Hannah Fisher started the season as the Braves’ No. 1 pitcher. She had a shoulder injury and missed some games, and Kyra Huffman filled in until Fisher returned.
Ault said pitching has changed in fast-pitch softball.
“When I first started, the pitching rubber was back 40 feet,” he said. “Now, they’ve moved it to the college distance, 43 feet. That has given the hitters a little advantage. We’ve got a couple girls in our conference that probably hit 60 mph.
“We hit the ball better on fast pitchers than we actually do on slower pitchers. There are so many pitching coaches, and girls go to pitching coaches. They start out when they’re 10 or under, so pitching has changed since when I first started.”

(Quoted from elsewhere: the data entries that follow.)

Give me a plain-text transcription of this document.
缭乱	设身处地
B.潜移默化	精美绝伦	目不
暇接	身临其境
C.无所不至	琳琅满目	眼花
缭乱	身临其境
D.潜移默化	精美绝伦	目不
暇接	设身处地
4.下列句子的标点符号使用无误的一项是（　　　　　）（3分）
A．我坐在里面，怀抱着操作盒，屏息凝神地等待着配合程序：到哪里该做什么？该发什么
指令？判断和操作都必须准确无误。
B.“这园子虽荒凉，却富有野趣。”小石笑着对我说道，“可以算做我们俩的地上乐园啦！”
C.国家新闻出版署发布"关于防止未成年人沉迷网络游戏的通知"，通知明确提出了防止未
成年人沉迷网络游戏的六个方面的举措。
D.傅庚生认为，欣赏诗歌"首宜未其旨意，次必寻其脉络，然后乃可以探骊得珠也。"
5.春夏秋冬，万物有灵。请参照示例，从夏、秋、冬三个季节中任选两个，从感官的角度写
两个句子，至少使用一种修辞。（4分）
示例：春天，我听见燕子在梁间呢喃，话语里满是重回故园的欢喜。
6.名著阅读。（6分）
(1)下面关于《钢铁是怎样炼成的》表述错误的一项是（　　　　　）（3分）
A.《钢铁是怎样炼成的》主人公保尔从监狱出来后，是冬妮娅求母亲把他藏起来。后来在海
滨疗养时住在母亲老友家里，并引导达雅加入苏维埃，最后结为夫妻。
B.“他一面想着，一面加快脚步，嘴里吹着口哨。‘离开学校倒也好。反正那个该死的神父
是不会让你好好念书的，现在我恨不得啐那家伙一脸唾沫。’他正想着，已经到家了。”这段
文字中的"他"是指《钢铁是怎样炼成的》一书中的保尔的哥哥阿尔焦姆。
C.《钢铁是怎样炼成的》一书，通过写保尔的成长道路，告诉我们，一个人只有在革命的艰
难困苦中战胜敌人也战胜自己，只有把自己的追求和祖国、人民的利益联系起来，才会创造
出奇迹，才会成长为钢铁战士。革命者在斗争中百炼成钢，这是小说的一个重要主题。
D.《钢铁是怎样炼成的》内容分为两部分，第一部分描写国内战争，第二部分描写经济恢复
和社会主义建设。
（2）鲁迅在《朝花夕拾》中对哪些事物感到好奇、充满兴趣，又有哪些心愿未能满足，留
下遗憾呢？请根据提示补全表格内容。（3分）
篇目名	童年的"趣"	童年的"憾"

Ault said he has made adjustments in his practices during the years.
“I’ve changed drills a lot,” he said. “I’m going to more college-type drills that keep the girls moving, running and we’re not standing around. We’ve got drills where we’ve got girls in right field and left field. One person hits to the right fielder. At the same time, I hit to the left fielder.
“They’ve got to practice running from cheek to pocket with their mitt on, running from one (right) outfield to (left) outfield sprinting. We hit balls, and we do the same thing on the infield. We have a lot of drills where they have to charge the ball and field it on the run. We do a lot of throwing drills.”
He said he continually works on hitting.
“We go up there with the mindset we’re going to hit,” Ault said. “We tell the girls to watch the pitchers, watch what she’s throwing before the game. You want to stay back on a change-up. If the girl is throwing a curveball, we tell them to move up in the box. If a girl is slower, you want to move up in the box. If a girl is faster, you move back.
“You have to make adjustments to what the pitcher is throwing and what count she throws it on. Most of the time, if you get two strikes and no balls, they’re not going to throw one where you can hit it. It will either be way outside or if the pitcher has a good rise ball, she is going to throw a rise ball.”
Darren Bryant has been Ault’s assistant coach for the past 10 seasons.
“Darren has meant a lot to me,” Ault said. “He loves the game just like I do. With his job, he can come and help. He knows a lot about the game. I’d be lost without him. He hits to the outfield because I just had back surgery before the season started. He comes and helps get the diamond ready and does all the bending over for me now so I can just stand up straight. I couldn’t ask for a better assistant coach.”
Ault said his daughter, Kirsten, helps coach the middle school team and was president of the summer league one year.
“I used to coach travel ball and stuff, but since I farm, I’ve gotten out of travel ball,” Ault said. “I’ve got real good coaches. Darren has coached travel ball for 10 years and worked with a lot of our girls and coached them. Kirsten has coached travel ball for five or six years.
“We’ve got girls coming up that are really going to help our softball team. We start our summer league in kindergarten, and we go to sixth grade. Sixth-, seventh- and eighth-graders are playing middle school ball, and a lot of them are playing travel ball.”